About 60 per cent of fine bean exports are produced by more than 50,000 Kenyan smallholder farmers acting as growers for commercial farms. It is therefore a crop with great potential to address food insecurity, income generation and poverty alleviation. 

Kenya’s total production of fine beans is approximately 62,400 tonnes a year, however with only 60 per cent 'pack-out' (due to rejections), realised exports are only 37,400 tonnes. 

Phase 1 trials

Results from their Phase 1 trials conducted in 2021 indicate that the PAM application technologies they have developed can reduce soiling by up 67 per cent. 

Applying PAM products to the soil surface can thus effectively increase marketable yields, limit the number of rejections, reduce water consumption and increase farm revenue for bean farmers, the consortium said, adding that this was achieved without any negative impact on yield.

Phase 2 trials

As part of the current Phase 2 field trial in 2021/2022, the team will assess the effect of the timing of spray application and the effect of repeated applications on reducing soiling as well as other quality defects. 

A qualitative assessment of the impact of reducing soil splash on Halo Blight incidence and severity will also be undertaken as well as impacts on post-harvest shelf life. 

The team, supported by SNF, will further explore appropriate means of establishing a distribution network to deliver PAM to farmers, coupled with outreach and education capabilities to train farmers in its correct application. 

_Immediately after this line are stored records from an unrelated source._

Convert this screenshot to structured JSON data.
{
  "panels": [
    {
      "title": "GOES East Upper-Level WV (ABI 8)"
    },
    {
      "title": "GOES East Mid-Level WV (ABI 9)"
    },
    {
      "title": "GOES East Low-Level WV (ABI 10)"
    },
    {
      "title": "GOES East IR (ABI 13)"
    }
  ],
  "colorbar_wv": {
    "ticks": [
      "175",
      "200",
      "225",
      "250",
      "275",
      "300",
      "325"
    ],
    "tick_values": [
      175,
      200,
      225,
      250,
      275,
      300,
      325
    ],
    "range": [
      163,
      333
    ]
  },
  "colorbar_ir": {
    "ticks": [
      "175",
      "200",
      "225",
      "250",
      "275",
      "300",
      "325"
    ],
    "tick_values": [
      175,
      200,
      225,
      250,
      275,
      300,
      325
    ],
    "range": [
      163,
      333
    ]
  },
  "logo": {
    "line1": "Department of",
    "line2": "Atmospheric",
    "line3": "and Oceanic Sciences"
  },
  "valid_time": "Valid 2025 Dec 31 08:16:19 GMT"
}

In the UK, the US and Australia, anionic PAMs are used as soil conditioners, and the researchers will meet with regulatory agencies in Kenya, such as KEPHIS (Kenya Plant Health Inspectorate Service), to determine the steps required to get PAM licensed for commercial use as a soil conditioner.

Through the project, smallholder farmers will receive training in practical ways to cost-effectively apply PAM to their fields for enhanced pack-out, and thus a stronger position in the market. 

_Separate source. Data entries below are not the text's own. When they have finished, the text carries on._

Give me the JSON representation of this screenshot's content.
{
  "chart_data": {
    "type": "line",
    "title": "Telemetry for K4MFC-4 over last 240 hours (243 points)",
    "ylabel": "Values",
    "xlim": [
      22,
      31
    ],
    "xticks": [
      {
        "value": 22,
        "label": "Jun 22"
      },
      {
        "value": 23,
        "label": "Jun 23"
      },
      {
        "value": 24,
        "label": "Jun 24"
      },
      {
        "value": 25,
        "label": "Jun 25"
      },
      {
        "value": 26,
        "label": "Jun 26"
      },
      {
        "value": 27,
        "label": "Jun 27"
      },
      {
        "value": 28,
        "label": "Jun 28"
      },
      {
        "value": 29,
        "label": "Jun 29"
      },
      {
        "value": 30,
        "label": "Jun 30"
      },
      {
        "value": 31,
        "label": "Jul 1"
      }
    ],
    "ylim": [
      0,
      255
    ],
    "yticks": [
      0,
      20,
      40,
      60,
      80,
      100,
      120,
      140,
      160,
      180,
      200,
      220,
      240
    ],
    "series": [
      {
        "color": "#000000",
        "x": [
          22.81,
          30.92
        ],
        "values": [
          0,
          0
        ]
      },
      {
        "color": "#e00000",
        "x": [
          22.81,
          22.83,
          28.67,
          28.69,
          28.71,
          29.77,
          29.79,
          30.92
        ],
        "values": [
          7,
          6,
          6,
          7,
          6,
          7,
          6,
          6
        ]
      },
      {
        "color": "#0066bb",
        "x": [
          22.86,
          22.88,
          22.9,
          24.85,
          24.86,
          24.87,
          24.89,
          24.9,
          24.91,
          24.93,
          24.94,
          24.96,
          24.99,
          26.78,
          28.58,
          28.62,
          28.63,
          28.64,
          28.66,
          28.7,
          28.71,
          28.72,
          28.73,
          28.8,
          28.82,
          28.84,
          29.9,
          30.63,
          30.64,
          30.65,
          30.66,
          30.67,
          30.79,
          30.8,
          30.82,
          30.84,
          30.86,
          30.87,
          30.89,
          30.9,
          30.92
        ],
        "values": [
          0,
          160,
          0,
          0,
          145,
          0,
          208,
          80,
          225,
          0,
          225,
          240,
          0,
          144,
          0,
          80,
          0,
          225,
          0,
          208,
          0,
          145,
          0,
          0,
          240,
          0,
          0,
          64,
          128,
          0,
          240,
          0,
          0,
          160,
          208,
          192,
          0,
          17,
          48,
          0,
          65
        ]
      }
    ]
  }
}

The consortium added that its findings will be applicable to suppliers of other irrigated vegetables in countries where reductions in soil splash contamination are needed to deliver economic and agronomic returns in the face of climate change challenges, particularly in areas predicted to experience more intense and variable rainfall patterns.

The consortium

The project, entitled Novel polymer-based technologies to reduce waste and enhance incomes for smallholder and commercial fine bean growers in Kenya, is led by Provenance Partners, who trade in fresh produce for the UK’s retail and wholesale sectors. 

Agronomic and scientific expertise is provided by Cranfield University, specialists in research on sustainable soil management, horticultural crops and their interactions with the soil environment. 

The Kenyan team comprises Vegpro, major exporters of fresh produce to the UK and European markets from Africa, as well as Dudutech IPM, which specialises in Integrated Pest Management solutions. 

The field trials, monitoring and evaluation is being led by AGS, an ecological consultancy group in Kenya. And technical expertise regarding polymer formulations and the innovative Twin-Fluid Nozzle PAM Sprayer are provided by SNF.